Um novo alerta demográfico veio da Itália. Segundo projeções divulgadas pelo Instituto Nacional de Estatística do país (Istat) no fim de agosto, a população italiana deve cair dos atuais 58,9 milhões para cerca de 55 milhões em 2050 e para 45,8 milhões até 2080. O país registrou 355 mil nascimentos no ano passado, o menor total desde a unificação da Itália, em 1861.
Hoje, cerca de um em cada quatro italianos tem 65 anos ou mais. Em 2050, a proporção deve chegar a um em cada três, enquanto a fatia da população em idade de trabalhar, entre 15 e 64 anos, cai de 63,4% para 55,3%. O efeito também será geográfico: o sul do país, mais pobre, deve perder a maior parte dos habitantes, com a população caindo de 19,7 milhões para 16,7 milhões em 2050, de acordo com o instituto.A presidente do Conselho, Giorgia Meloni, havia afirmado ao assumir o cargo em 2022 que aumentar a natalidade seria prioridade de governo, mas os esforços do governo produziram poucos resultados até agora.

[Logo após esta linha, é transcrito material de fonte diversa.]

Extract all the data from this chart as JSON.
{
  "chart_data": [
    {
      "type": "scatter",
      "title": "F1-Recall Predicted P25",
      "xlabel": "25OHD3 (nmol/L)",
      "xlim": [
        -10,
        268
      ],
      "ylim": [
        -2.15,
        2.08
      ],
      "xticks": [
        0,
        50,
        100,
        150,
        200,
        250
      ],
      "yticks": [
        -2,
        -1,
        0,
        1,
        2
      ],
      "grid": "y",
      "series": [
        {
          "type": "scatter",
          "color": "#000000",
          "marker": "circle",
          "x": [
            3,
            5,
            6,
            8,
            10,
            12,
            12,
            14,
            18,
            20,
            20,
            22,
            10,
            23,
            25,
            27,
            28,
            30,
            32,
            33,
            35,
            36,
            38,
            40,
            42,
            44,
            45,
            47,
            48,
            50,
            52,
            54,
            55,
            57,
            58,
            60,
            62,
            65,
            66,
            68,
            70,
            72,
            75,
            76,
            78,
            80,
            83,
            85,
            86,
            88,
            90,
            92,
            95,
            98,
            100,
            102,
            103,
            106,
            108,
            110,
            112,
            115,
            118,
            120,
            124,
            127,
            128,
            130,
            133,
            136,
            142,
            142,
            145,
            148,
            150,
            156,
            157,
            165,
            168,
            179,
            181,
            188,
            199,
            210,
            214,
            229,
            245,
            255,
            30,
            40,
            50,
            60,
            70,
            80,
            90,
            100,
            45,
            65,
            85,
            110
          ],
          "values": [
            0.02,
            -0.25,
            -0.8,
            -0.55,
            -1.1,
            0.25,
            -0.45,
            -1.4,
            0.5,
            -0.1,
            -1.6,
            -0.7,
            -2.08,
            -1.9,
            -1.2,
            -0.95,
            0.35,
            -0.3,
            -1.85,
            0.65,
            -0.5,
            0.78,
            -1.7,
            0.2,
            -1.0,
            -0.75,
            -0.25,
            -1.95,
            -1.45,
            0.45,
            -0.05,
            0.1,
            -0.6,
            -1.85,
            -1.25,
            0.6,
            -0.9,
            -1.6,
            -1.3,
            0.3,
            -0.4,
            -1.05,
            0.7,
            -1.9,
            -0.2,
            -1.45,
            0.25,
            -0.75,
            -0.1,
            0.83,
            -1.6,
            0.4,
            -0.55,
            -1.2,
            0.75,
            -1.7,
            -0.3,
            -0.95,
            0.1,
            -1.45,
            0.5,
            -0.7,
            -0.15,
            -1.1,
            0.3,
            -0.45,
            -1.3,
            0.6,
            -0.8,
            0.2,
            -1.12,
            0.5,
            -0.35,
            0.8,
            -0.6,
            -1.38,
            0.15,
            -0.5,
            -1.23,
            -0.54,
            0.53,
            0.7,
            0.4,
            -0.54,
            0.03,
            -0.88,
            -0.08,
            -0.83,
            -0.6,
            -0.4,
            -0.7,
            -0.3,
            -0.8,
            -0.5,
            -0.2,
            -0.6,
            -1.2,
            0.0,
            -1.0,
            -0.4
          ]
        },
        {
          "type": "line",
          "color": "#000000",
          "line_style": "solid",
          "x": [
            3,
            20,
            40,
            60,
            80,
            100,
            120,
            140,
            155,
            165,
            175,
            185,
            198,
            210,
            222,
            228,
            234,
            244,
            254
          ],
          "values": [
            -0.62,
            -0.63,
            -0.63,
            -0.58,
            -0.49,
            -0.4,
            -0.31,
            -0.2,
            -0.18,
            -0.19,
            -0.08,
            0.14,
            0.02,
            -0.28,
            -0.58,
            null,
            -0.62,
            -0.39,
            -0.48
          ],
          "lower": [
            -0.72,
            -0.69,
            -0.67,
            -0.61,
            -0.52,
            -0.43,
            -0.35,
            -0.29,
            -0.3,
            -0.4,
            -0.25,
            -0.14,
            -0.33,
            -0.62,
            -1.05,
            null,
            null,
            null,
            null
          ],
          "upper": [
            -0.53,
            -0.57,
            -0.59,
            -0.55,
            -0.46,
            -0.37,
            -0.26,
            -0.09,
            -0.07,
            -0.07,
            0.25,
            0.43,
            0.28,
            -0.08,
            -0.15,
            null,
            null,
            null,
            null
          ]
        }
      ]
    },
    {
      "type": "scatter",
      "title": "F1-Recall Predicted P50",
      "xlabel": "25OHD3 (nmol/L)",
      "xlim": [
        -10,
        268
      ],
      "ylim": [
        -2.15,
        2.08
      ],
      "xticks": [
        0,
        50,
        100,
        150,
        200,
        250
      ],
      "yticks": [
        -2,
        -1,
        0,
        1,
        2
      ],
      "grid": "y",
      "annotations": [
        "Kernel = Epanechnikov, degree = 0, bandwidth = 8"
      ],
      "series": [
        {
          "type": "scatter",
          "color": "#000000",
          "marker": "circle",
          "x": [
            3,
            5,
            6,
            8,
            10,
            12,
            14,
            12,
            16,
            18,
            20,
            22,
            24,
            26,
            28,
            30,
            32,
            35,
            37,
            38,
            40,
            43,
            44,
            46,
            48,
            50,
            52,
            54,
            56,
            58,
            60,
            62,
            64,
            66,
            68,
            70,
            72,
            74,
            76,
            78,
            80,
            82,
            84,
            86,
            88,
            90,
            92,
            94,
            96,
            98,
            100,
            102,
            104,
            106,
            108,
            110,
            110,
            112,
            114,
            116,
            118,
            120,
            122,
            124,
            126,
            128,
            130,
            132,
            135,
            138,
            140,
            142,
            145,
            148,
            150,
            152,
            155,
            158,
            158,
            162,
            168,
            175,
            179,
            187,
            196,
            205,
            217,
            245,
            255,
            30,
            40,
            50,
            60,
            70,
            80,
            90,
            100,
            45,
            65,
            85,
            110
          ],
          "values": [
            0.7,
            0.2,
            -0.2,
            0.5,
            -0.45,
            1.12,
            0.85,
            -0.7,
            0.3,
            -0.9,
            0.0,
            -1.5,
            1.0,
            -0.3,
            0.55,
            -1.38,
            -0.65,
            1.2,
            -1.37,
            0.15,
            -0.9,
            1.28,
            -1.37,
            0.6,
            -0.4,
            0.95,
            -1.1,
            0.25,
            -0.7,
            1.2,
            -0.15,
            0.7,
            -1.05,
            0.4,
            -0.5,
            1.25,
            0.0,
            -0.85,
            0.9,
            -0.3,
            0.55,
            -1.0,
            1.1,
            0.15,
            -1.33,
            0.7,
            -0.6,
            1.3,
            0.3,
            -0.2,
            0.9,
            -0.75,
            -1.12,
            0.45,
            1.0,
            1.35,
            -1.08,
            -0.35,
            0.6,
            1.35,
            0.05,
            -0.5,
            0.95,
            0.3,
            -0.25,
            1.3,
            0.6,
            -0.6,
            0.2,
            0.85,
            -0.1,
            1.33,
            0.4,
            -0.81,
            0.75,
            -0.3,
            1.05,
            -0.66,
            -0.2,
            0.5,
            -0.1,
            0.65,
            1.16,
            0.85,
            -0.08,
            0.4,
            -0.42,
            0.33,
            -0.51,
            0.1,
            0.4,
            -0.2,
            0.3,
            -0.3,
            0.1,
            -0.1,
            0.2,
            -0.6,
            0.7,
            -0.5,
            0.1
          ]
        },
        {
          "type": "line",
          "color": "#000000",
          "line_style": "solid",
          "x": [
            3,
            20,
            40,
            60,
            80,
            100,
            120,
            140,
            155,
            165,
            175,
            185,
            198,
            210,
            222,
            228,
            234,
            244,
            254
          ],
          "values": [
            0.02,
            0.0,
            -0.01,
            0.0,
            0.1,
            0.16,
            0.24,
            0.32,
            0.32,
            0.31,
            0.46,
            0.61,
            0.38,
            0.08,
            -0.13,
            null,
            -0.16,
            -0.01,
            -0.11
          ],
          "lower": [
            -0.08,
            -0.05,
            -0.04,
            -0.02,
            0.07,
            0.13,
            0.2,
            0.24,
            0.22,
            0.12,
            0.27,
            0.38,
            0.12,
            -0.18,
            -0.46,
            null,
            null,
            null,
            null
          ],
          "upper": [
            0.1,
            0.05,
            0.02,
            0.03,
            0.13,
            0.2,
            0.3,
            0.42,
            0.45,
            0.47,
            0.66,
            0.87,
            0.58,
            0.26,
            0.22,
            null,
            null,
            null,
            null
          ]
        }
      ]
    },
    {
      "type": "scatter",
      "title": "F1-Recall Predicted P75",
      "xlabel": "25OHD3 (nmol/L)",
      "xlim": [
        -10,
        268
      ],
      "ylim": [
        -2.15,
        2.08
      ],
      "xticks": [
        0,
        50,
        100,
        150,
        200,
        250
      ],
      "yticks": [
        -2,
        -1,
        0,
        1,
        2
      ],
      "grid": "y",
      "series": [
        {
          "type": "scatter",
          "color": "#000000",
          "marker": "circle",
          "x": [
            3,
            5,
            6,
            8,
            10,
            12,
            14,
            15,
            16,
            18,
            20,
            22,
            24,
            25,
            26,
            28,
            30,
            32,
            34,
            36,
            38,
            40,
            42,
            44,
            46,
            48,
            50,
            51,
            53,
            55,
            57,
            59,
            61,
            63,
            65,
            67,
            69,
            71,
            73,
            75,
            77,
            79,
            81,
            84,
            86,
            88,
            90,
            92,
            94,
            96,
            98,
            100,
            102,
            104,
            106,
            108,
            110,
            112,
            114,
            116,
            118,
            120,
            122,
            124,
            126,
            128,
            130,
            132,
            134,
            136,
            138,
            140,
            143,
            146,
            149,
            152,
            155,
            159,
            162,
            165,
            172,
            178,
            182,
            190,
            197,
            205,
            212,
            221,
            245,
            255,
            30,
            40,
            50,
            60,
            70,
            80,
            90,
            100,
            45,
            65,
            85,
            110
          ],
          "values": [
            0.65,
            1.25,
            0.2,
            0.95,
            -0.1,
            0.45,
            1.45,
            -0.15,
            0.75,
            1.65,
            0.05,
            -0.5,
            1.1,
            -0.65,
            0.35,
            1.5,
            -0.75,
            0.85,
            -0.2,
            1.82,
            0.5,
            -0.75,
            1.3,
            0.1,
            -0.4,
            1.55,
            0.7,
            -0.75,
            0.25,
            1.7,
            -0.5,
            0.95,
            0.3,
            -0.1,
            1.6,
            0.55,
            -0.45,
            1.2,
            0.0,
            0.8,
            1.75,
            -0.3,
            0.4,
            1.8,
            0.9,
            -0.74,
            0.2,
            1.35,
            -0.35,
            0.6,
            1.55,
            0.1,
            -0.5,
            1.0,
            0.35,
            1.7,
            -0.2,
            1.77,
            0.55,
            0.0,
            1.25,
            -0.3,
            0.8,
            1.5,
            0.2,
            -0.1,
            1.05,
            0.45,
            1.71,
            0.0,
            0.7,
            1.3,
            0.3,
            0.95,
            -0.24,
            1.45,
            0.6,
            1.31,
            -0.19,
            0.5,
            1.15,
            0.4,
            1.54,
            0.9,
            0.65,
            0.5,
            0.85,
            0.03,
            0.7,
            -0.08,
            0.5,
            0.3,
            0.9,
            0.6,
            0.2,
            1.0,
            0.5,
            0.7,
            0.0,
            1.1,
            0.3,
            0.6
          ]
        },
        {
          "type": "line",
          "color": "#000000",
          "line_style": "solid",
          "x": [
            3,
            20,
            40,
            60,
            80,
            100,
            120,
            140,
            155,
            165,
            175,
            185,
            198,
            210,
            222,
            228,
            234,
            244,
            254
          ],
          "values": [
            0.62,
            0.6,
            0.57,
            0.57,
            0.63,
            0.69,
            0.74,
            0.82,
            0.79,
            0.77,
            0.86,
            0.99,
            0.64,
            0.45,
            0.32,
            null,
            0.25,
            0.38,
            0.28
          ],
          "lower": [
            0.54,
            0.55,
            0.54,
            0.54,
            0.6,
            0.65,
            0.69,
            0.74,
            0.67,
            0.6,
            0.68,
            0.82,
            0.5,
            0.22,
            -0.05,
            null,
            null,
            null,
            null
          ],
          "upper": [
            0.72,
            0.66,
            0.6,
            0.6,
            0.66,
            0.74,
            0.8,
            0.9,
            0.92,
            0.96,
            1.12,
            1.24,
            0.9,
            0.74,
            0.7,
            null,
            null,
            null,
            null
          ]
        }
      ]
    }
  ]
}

O quadro italiano é parte de uma tendência que atinge todo o bloco europeu. Levantamento do Eurostat mostra que nasceram apenas 3,55 milhões de crianças na União Europeia em 2024, queda de 3,3% em relação ao ano anterior. A taxa de fecundidade recuou para 1,34 filho por mulher, o menor nível da série histórica do bloco, iniciada em 2001, e bem abaixo dos 2,1 necessários para manter uma população estável sem depender da imigração. No início de 2026, a UE somava 452 milhões de habitantes, 706 mil a mais que um ano antes, crescimento que segue dependendo do saldo migratório.
Diante do cenário, governos europeus têm ampliado o leque de incentivos para reduzir o custo de ter filhos. Na Itália, famílias com renda até 40 mil euros anuais continuam recebendo mil euros por criança nascida ou adotada. Já na Hungria, mães com dois filhos e menos de 40 anos deixaram de pagar imposto de renda sobre o trabalho desde janeiro, benefício que será estendido a todas as mães com dois filhos até 2029, enquanto famílias com três ou quatro filhos já têm isenções mais amplas. Na Grécia, uma nova tabela de imposto de renda em vigor desde janeiro reduz a alíquota conforme o número de filhos, até a isenção total a partir do quarto, além de um bônus por nascimento que varia de 2,4 mil a 3,5 mil euros. Na França, cada pai ou mãe passou a ter direito a até dois meses adicionais de licença remunerada após o nascimento ou adoção de um filho, desde julho deste ano.A licença é reembolsada em 70% do salário líquido no primeiro mês e 60% no segundo.
Apesar do volume de recursos, o efeito prático dessas políticas segue incerto. Anna Matysiak, professora da Universidade de Varsóvia que estuda dinâmica familiar e mercado de trabalho, avalia que é muito difícil reverter a queda da fecundidade, depois de anos observando políticas natalistas com resultado aquém do esperado na Europa central. Um estudo do instituto britânico Institute of Economic Affairs, publicado no fim do ano passado, chega a conclusão parecida: bônus e transferências em dinheiro têm impacto limitado sobre a fecundidade e não resolvem as causas de fundo da queda de nascimentos, que passam por moradia, creches e mercado de trabalho. Foi o que a Espanha observou depois de lançar, em 2007, uma transferência de 2,5 mil euros por bebê: os nascimentos subiram 6% nos nove meses seguintes, mas o efeito sobre o número final de filhos por mulher ao longo da vida, indicador mais relevante para a demografia, é menos claro.
A França ilustra o desafio. Apesar da nova licença parental, o país registrou em 2025 mais mortes do que nascimentos pela primeira vez desde o fim da Segunda Guerra Mundial, segundo o instituto de estatística Ined.
Os europeus também têm filhos mais tarde. A idade média das mulheres no nascimento do primeiro filho no bloco passou de 28,9 anos em 2014 para 29,9 anos em 2024, segundo o Eurostat; na Itália, a média já chega a 31,9 anos, a mais alta da União Europeia. Projeções da Comissão Europeia, braço executivo do bloco, indicam que em 2038 o número de europeus com mais de 65 anos deve superar o de pessoas entre 20 e 40 anos.